There are models for successful democracies in Africa who have characteristics that could be a valuable model to the rest. There are leaders in Africa who have recently come into power that are a breath of fresh air and have a lot to offer the people they govern. The key to producing more such leaders is education. With help from the Kennedy School, the African Leadership Council was established to afford young Africans interested in public service and those already in positions of leadership an education necessary to be successful for their country and the people that inhabit it (Rotberg, 2006).
As this paper discussed, there are many interferences getting in the way of democracies that work for the people of Africa. The violent past resonates leaving many frustrated people feeling like it is the only way to get a point across.

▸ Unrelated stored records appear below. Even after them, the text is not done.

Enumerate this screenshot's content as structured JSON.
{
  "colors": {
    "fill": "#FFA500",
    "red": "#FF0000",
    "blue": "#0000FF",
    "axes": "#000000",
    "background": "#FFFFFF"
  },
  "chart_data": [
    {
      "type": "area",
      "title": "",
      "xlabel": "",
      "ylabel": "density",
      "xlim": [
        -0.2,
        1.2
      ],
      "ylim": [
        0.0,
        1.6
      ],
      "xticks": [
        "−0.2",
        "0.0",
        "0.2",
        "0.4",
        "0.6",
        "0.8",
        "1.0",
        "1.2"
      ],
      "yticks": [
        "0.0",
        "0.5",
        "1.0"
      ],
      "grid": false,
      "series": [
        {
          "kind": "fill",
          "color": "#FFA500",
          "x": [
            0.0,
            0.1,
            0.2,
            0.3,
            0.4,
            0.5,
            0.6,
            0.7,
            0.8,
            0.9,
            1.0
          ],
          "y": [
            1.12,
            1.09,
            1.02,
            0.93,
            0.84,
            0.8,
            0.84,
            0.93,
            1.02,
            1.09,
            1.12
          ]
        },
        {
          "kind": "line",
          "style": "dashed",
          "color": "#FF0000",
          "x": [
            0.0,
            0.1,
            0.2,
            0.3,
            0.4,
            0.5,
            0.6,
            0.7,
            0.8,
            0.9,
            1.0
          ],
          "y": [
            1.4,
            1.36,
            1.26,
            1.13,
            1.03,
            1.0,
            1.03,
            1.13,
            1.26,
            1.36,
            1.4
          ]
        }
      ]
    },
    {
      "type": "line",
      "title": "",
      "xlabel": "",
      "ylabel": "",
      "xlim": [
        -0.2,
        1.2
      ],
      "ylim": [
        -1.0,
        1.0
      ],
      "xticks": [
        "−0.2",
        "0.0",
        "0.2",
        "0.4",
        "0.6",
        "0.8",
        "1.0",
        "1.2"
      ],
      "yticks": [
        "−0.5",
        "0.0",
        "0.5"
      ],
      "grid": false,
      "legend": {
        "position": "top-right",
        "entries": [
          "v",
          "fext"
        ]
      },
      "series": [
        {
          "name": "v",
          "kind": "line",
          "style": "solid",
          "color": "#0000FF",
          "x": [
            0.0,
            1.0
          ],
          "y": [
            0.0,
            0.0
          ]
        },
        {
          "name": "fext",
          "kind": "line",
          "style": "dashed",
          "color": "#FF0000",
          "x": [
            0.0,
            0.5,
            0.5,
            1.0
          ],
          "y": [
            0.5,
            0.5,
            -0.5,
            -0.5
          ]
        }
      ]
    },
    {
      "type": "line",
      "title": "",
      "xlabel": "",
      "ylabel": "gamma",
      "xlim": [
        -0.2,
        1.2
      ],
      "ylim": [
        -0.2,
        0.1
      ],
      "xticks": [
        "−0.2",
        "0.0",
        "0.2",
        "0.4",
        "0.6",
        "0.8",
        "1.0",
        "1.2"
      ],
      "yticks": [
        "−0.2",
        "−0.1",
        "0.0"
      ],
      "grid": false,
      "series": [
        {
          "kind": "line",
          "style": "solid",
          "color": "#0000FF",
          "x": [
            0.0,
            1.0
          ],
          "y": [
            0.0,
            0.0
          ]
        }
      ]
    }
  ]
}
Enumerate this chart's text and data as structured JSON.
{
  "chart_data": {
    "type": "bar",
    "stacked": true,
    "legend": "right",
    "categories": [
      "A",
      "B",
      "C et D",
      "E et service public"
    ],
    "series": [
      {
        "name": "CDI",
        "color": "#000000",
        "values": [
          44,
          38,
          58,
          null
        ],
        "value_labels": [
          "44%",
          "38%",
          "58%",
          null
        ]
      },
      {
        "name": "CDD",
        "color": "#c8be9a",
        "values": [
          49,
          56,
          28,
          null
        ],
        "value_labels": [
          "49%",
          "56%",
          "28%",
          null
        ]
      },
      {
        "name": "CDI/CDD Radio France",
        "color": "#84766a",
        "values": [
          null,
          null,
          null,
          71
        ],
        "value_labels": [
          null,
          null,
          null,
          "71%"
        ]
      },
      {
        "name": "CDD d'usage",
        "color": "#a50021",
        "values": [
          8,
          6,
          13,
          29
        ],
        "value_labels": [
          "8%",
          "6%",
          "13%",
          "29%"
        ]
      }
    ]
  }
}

There are an alarming amount of corrupt politicians who are using their positions to benefit themselves and those who are like them instead of the good of the entire nation. As coups contribute to the violence they also create an air of uncertainty that inhibits economic growth and stability. Since Africa is a land of diversity, from the languages spoken to the vast tribes, there is also instability and distrust between the different groups that makes it hard to accept representation from anyone other than a fellow clansman (or woman). Africa also has both ends of the spectrum in the area of women in positions of power. Some countries are very proactive in that area while others have little or no women in politics. Fortunately there are up and coming political leaders that are heading in the right direction, in addition to steps that are being taken to reap the benefits of technology and educate future leaders on what will make their democracies a success. There is hope for democracy in Africa. Education and communication are the keys to their success.